Timm, Ulrike

50 Klassiker Orchestermusik

Berühmte Werke aus vier Jahrhunderten

Rubrik: Bücher
Verlag/Label: Gerstenberg, Hildesheim 2004
erschienen in: das Orchester 02/2005 , Seite 70

Ob es um Archäologie geht oder um Comics, um Lyrik oder um Schiffe, die Folge der 50 Klassiker des Gerstenberg-Verlags ist zur Stelle, um eine „Best of“-Auswahl zu bieten. Nun ist also in unserer nach Bildungskanons süchtigen Zeit auch die Orchestermusik an der Reihe. Verantwortlich für den Band zeichnet die Musikerin und Autorin Ulrike Timm, bekannt und mit Medienpreisen ausgezeichnet für ihre Hörfunkreihe Klassik für Einsteiger.
Müßig ist es, die durch die Zahl 50 vorgegebene Begrenztheit des Erfassten zu bemäkeln.
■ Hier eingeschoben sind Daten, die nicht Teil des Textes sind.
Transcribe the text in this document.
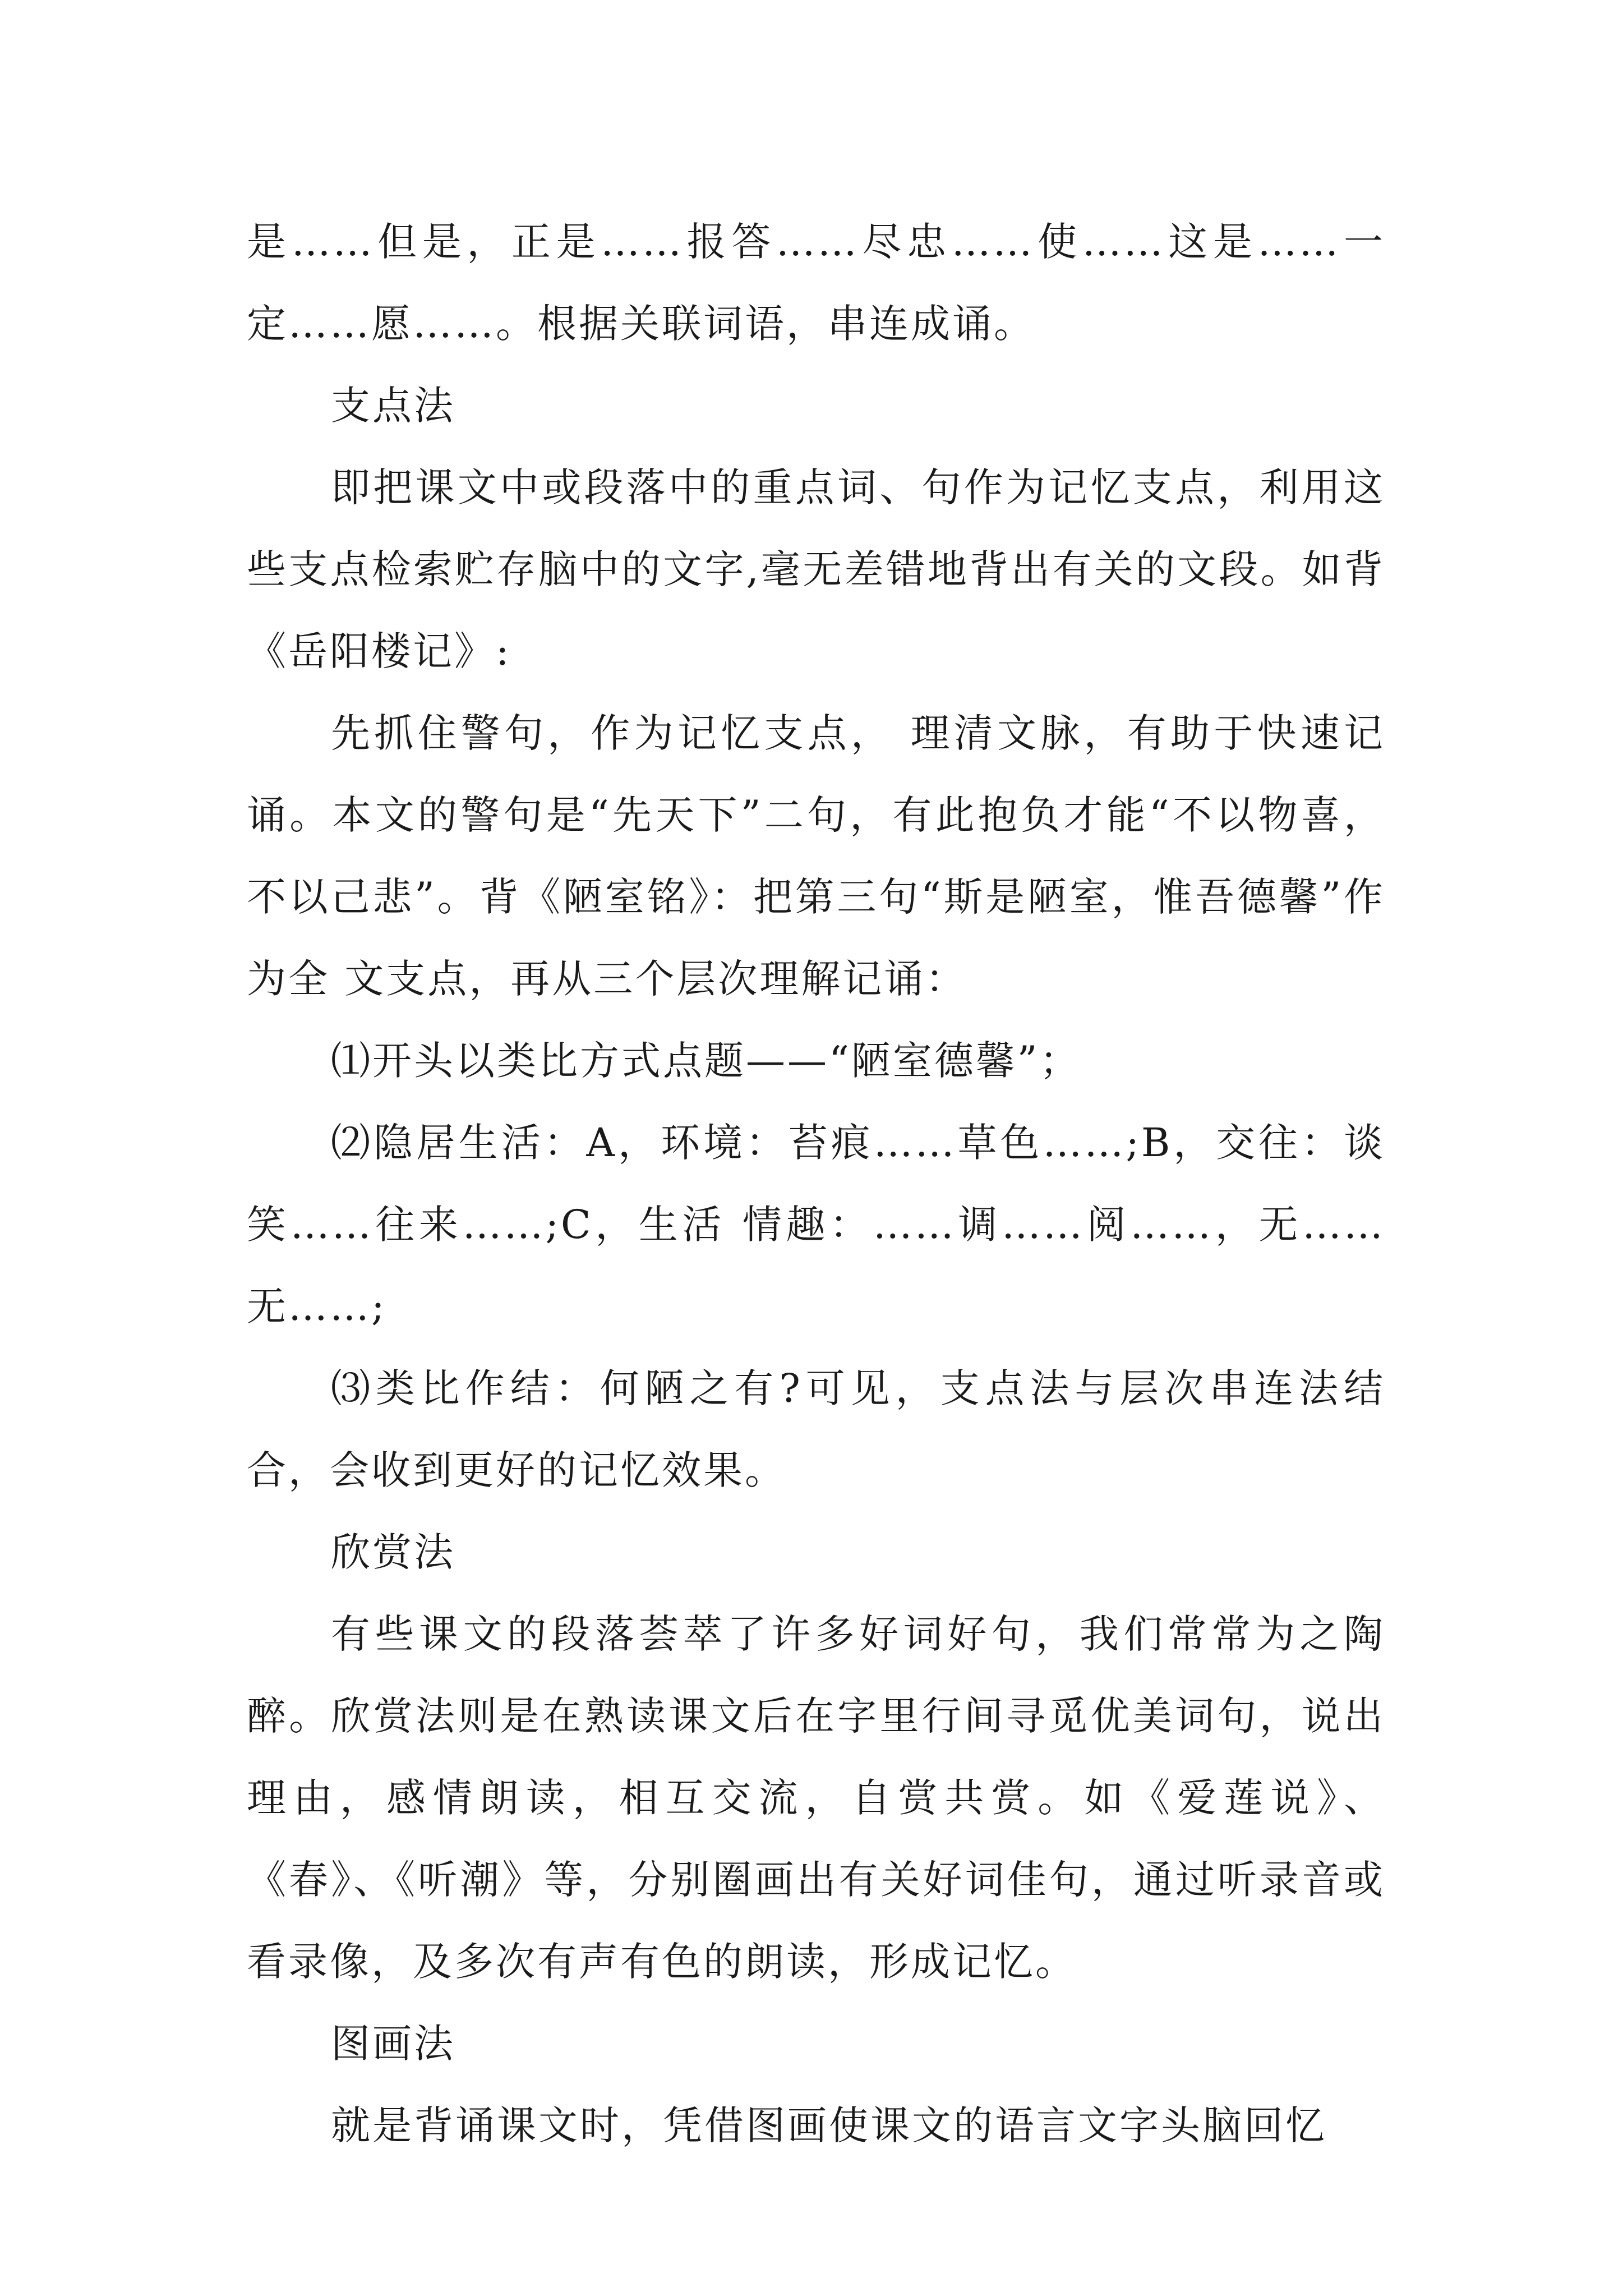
是……但是，正是……报答……尽忠……使……这是……一定……愿……。根据关联词语，串连成诵。

支点法

即把课文中或段落中的重点词、句作为记忆支点，利用这些支点检索贮存脑中的文字,毫无差错地背出有关的文段。如背《岳阳楼记》:

先抓住警句，作为记忆支点， 理清文脉，有助于快速记诵。本文的警句是“先天下”二句，有此抱负才能“不以物喜，不以己悲”。背《陋室铭》：把第三句“斯是陋室，惟吾德馨”作为全 文支点，再从三个层次理解记诵：

⑴开头以类比方式点题——“陋室德馨”；

⑵隐居生活：A，环境：苔痕……草色……;B，交往：谈笑……往来……;C，生活 情趣：……调……阅……，无……无……;

⑶类比作结：何陋之有?可见，支点法与层次串连法结合，会收到更好的记忆效果。

欣赏法

有些课文的段落荟萃了许多好词好句，我们常常为之陶醉。欣赏法则是在熟读课文后在字里行间寻觅优美词句，说出理由，感情朗读，相互交流，自赏共赏。如《爱莲说》、《春》、《听潮》等，分别圈画出有关好词佳句，通过听录音或看录像，及多次有声有色的朗读，形成记忆。

图画法

就是背诵课文时，凭借图画使课文的语言文字头脑回忆
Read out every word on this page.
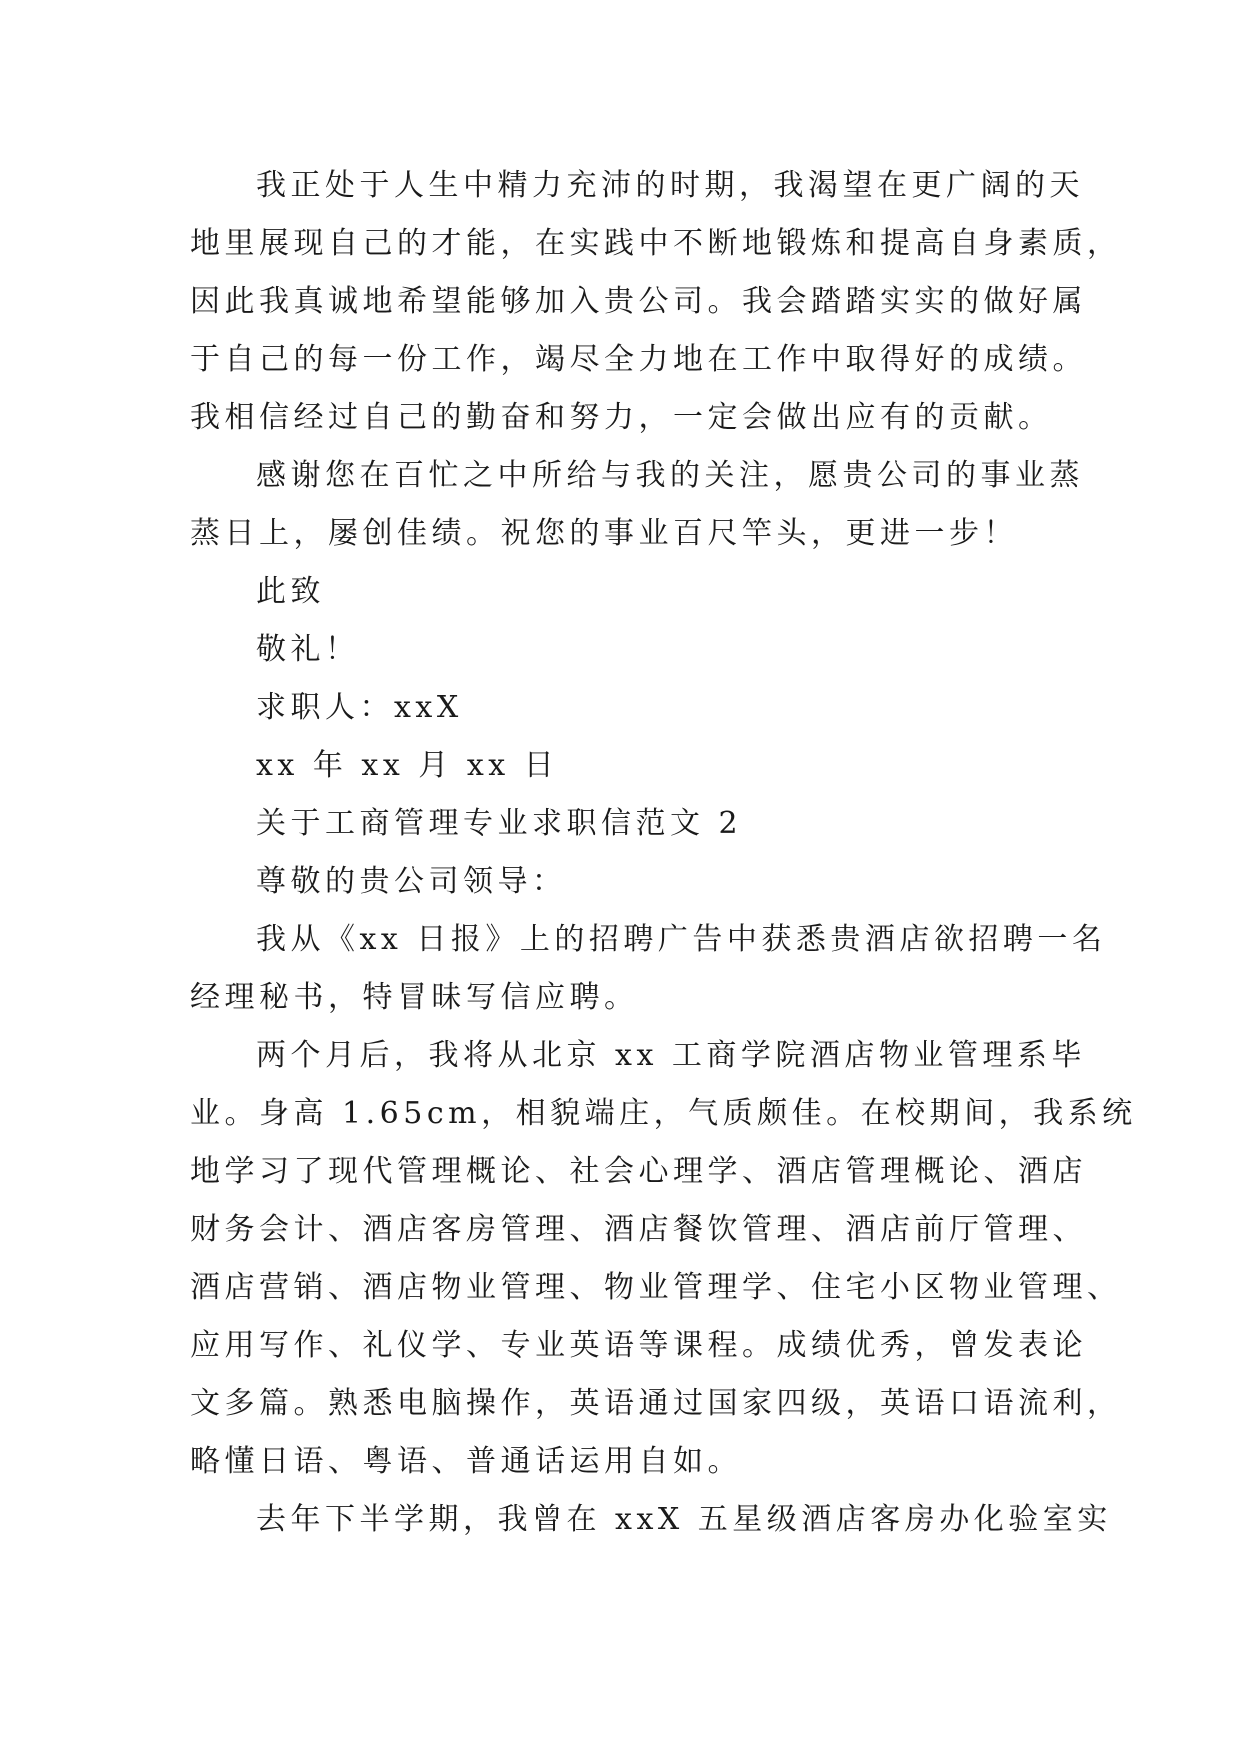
我正处于人生中精力充沛的时期，我渴望在更广阔的天
地里展现自己的才能，在实践中不断地锻炼和提高自身素质，
因此我真诚地希望能够加入贵公司。我会踏踏实实的做好属
于自己的每一份工作，竭尽全力地在工作中取得好的成绩。
我相信经过自己的勤奋和努力，一定会做出应有的贡献。
感谢您在百忙之中所给与我的关注，愿贵公司的事业蒸
蒸日上，屡创佳绩。祝您的事业百尺竿头，更进一步！
此致
敬礼！
求职人：xxX
xx 年 xx 月 xx 日
关于工商管理专业求职信范文 2
尊敬的贵公司领导：
我从《xx 日报》上的招聘广告中获悉贵酒店欲招聘一名
经理秘书，特冒昧写信应聘。
两个月后，我将从北京 xx 工商学院酒店物业管理系毕
业。身高 1.65cm，相貌端庄，气质颇佳。在校期间，我系统
地学习了现代管理概论、社会心理学、酒店管理概论、酒店
财务会计、酒店客房管理、酒店餐饮管理、酒店前厅管理、
酒店营销、酒店物业管理、物业管理学、住宅小区物业管理、
应用写作、礼仪学、专业英语等课程。成绩优秀，曾发表论
文多篇。熟悉电脑操作，英语通过国家四级，英语口语流利，
略懂日语、粤语、普通话运用自如。
去年下半学期，我曾在 xxX 五星级酒店客房办化验室实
Vermerken wir lieber die positiven Überraschungen der chronologisch von Lully bis Berio reichenden Auswahl: Dass neben dem Kultur-„Besitz“ der hehren Art, etwa Beethovens Eroica, Fünfter und Neunter die Schöne blaue Donau von Johann Strauß, Rossinis Ouvertüre zur Diebischen Elster, Gershwins Rhapsody in Blue und Bernsteins Symponic Dances aus der West Side Story gewürdigt werden, zeugt von einem umfassenden, fürs Populäre offenen Kulturbegriff.
Drei bis fünf bebilderte Seiten sind den einzelnen Werken gewidmet, die jeweils Autor, Entstehung, Gehalt und Rezeption charakterisieren, dazu kommt eine Informationsseite mit einer Kurzbiografie des Komponisten. Ergänzend findet der Leser in gerafftester Form Daten zum Werk und zu gleichzeitigen historischen Ereignissen, dazu empfehlende Verweise auf Literatur, CD-Einspielungen, besuchenswerte Stätten und Internetadressen. Die Literaturhinweise beziehen sich meist auf Veröffentlichungen neuesten Datums, und ebenso up to date fallen die CD-Empfehlungen aus, die gerne Interpreten aus dem Bereich der historischen Aufführungspraxis den Vorzug geben.
In Ulrike Timms Texten geht es recht zeitgeistig und journalistisch-zugespitzt zu: Da ist Händel ein „global player“, Schloss Eszterháza ein „Prunkbau in der Pampa“, Mozart ein Komponist, der „Töne kickt wie Billardkugeln“, Rossini ein Manager, der seine Ouvertüren „just in time“ liefert, Berlioz ein „Orchesterjunkie“ und das Berliner Musikleben um 1830 „metropopelig“. Darf man so salopp formulieren? Gegenfrage: Warum denn nicht? Vorausgesetzt, die flotte Schreibe wird nicht Selbstzweck. Man muss Ulrike Timm zugestehen, dass ihr bei aller Fabulierlust überwiegend gehaltvolle Werk-Charakterisierungen gelungen sind. Ihr frischer, zugleich anerkennender wie ironisch distanzierter Blick auf die Tradition überzeugt, vieles wird treffsicher auf den Punkt gebracht, und die Lektüre ihrer Texte bietet auch dem Kenner manch neue Sicht.
Merkwürdig quer zum Text steht die Abbildungsauswahl, die wohl gezielt, um ein Gegengewicht zu bilden, ins Romantisch-Kitschige greift und genüsslich einem antiquierten Geniekult huldigt, der sich in Gemälden des 19. Jahrhunderts ebenso niederschlägt wie in modernen Filmbildern. Fehlerfrei ist kein Buch, so auch dieses nicht: Mal werden Haydn 104 Sinfonien zugeschrieben, mal 106, und Beethovens Eroica erscheint an einer Stelle als 9. (sic!) Symphonie. Etwas gründlicheres Lektorieren hätte die Zahl solch kleiner Pannen verringern können.